The following week, the two master media manipulators used their celebrity for good, hosting a honeymoon “bed-in” for peace in room 902, the presidential suite of the Amsterdam Hilton. The… pajama-clad newlyweds spoke out about world peace. It was the honeymoon as performance art, interlaced with a protest against the Vietnam War. [About.com]
They repeated the “performance” in Montreal the following week and with a bedroom full of musicians, artist, writers and other 1960’s counter-culture dignitaries, they recorded Give Peace a Chance.

Abbey Road [Image courtesy: Amazon.com]
Abbey Road was released in 1969. It is actually the last album the Beatles recorded, but it was released before Let It Be.
Notable songs include: Come Together, Something, Here Comes the Sun, and I Want You. Abbey Road stayed at #1 for 11 weeks.
Recorded largely in January in 1969, Let it Be wasn’t released until 1970 and was #1 for 4 weeks. Lennon had already left the group (September of 1969.) A film of the same name came out the same year. The film was supposed to be a documentary that went behind the scenes to show the world’s most famous rock band making an album. Instead it showed the world’s most famous rock band dissolving. The film culminated in a rooftop concert on January 30th. Songs from the album include: Don’t Let Me Down, Get Back, Two of Us, Let It Be, and The Long and Winding Road.
After the Beatles John released Plastic Ono Band.
The raw, confessional nature of Plastic Ono Band reflected the primal-scream therapy that Lennon and Ono had been undergoing with psychologist Arthur Janov. He dealt with such fundamental issues as “God” and “Mother” and the class system (“Working Class Hero”) on an album as full of naked candor as any in rock has ever been. [Rock & Roll Hall of Fame]
1971 brought Imagine. Rolling Stone Magazine called the title track the third all-time best song ever written.
John and Yoko followed Imagine with an anti-war release Happy Xmas (War is Over). The Nixon administration was not amused. It decided to begin deportation proceeding against Lennon. The stress took its toll on Lennon’s marriage with Ono and the two separated. For 18 months he lived in Los Angeles with another woman, May Pang. It is a period he calls his “Lost weekend” of drinking a partying. He fished Mind Games, and recorded Walls and Bridges. Whatever Gets You Thru the Night, a single off the later album became a number one hit. He co-wrote Fame with David Bowie.
He and Ono were reunited in 1975 shortly before the release of Rock n Roll. The couple celebrated the birth of their son Sean in October of 1975. And, after releasing Shaved Fish, John became a stay at home dad for five years.
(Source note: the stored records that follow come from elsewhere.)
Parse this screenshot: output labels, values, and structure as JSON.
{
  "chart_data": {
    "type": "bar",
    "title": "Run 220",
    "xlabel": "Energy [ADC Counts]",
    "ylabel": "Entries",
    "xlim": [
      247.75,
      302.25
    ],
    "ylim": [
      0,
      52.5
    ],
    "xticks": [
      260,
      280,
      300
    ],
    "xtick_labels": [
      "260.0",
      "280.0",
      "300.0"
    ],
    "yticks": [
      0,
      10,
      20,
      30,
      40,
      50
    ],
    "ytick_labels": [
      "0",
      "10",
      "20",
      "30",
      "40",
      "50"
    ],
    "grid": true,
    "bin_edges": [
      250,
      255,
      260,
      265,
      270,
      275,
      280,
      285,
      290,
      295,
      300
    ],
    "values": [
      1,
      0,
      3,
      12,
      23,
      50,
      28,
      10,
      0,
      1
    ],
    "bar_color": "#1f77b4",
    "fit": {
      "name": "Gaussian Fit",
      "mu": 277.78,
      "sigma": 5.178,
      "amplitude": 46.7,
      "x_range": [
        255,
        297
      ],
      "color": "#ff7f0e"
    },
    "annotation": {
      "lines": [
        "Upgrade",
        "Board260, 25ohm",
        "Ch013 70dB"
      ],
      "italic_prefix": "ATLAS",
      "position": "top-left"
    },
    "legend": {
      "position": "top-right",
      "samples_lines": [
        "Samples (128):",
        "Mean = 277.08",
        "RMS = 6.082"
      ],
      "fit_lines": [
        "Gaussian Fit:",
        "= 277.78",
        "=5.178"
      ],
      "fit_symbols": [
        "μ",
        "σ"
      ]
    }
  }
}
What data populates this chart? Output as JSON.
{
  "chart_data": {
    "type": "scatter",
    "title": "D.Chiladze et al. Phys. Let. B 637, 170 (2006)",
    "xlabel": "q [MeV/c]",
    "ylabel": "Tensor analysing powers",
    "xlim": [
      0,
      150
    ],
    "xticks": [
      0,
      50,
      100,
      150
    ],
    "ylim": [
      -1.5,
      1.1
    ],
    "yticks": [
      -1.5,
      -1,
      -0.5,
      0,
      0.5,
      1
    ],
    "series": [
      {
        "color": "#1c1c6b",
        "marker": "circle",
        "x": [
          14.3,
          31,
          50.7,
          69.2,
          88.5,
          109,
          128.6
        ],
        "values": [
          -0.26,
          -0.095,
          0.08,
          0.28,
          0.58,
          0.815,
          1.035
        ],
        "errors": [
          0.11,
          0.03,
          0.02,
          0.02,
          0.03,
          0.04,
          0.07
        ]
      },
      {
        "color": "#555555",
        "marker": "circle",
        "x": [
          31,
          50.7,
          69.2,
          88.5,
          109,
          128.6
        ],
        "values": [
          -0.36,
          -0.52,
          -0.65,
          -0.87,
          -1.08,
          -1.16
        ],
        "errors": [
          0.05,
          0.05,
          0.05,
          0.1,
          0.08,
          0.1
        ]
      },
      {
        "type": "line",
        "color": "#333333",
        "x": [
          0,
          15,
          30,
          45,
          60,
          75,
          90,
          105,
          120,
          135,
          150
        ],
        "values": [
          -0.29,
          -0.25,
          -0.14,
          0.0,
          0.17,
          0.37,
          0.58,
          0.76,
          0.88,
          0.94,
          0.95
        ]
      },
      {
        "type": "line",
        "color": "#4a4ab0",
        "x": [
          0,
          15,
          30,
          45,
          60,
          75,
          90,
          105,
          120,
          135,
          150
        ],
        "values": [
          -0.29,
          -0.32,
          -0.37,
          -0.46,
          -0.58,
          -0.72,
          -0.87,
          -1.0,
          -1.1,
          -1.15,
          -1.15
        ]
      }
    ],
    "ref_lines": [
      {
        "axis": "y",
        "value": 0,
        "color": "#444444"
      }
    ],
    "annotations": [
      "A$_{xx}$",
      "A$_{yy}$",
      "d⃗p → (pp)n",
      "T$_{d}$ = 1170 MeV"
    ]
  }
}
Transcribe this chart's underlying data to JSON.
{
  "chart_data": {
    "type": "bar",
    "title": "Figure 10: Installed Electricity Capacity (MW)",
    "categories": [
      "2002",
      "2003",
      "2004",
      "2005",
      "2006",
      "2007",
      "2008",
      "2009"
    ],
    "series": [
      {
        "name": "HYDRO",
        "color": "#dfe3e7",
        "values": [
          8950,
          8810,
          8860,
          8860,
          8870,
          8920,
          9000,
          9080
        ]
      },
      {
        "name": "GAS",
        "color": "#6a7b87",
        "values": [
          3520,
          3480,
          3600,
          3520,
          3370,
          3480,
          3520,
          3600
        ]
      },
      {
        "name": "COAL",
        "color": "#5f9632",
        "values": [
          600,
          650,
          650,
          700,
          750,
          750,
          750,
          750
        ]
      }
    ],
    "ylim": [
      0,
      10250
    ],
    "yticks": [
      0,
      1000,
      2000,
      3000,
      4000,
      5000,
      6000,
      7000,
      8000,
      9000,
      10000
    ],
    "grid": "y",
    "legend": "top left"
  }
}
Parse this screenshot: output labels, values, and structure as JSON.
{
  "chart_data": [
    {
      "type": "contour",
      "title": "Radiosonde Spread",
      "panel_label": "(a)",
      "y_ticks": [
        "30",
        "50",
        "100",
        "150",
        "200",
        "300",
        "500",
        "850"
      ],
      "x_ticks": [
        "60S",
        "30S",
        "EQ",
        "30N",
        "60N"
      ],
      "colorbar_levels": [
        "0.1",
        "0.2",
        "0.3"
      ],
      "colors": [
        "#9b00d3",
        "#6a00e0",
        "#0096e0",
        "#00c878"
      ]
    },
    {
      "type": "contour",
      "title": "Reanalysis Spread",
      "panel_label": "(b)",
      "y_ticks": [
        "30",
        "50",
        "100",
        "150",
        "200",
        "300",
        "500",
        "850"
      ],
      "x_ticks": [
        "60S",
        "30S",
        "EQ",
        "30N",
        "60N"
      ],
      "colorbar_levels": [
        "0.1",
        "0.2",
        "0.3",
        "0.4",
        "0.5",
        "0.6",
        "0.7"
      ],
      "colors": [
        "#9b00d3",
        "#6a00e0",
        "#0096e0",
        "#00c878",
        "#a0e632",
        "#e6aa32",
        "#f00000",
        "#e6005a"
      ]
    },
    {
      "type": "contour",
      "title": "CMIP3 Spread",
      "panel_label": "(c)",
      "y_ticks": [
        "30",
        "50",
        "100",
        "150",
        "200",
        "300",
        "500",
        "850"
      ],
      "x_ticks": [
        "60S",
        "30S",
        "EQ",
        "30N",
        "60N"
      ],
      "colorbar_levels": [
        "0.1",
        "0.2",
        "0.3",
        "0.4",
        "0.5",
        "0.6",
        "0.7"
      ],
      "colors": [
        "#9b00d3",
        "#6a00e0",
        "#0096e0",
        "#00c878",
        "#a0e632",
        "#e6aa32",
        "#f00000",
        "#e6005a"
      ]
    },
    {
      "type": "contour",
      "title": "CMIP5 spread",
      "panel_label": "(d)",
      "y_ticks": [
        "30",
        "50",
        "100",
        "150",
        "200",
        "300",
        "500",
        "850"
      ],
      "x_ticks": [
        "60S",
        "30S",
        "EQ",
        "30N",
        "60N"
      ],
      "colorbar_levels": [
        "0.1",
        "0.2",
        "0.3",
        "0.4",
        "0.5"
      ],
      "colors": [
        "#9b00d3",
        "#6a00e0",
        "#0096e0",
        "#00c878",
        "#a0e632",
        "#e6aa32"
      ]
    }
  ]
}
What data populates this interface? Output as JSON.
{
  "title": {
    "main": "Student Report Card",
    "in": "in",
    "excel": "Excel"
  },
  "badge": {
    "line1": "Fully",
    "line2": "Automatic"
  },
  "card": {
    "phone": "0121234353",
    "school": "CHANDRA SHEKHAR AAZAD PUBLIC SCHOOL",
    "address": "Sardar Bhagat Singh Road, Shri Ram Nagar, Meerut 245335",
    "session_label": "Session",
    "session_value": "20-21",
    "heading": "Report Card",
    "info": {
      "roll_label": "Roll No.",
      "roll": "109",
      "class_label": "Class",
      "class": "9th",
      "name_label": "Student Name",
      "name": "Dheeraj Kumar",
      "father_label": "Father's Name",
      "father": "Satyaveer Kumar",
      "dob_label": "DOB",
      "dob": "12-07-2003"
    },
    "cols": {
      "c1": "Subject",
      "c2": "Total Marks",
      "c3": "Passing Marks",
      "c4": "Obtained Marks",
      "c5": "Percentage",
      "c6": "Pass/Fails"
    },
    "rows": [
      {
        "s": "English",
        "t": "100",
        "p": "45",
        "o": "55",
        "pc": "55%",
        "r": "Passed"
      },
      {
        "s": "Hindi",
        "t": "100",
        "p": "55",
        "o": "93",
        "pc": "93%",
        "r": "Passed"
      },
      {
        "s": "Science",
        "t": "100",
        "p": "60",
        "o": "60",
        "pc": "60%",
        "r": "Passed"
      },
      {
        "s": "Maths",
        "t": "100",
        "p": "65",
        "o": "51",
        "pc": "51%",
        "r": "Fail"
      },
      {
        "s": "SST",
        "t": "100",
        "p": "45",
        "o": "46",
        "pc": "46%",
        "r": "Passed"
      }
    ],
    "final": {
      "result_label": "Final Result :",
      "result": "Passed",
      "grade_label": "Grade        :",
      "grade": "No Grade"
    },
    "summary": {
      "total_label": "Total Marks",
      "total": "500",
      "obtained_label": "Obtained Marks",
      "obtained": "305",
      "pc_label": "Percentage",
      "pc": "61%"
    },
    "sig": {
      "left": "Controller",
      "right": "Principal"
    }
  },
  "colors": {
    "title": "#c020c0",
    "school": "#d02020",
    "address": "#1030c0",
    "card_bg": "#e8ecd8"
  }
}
In 1980 he came out of retirement and released Double Fantasy with the single Just Like Starting Over.
On December 8, 1980 the music died. As Lennon and Ono were returning home from recording tracks for the following up album, Milk and Honey he was assassinated in front of his New York apartment building, the Dakota.
October 18th, 2012 at 10:15 pm
Outstanding… I agree with you on Revolver and Rubber Soul… their best albums.. “Sgt. Pepper” sounds dated..those other two..still sound fresh.. Hard to believe but it won’t be long until John will have been dead as long as he was alive…
October 18th, 2012 at 11:10 pm
I always learn something interesting. I didn’t know he had another child. What happened to Julian? I remember that tragic day. Thanks for a great post!!
October 19th, 2012 at 12:20 am
I’ll never forget that day. I was in college and wore a lot of black anyway. but that day I was like I can’t wear ENOUGH black.
I know Julian did the rock thing for a while he had a hit with Too Late for Goodbyes in 1984. Saltwater was an international hit, but didn’t do so well in the US. He took up Photography and has exhibited his work. His latest album is Everything Changes.
October 21st, 2012 at 12:31 pm
Reblogged this on The Balsamean™ and commented:
Rita does it again. Reblogged here with gratitude to ritaLOVEStoWRITE.com.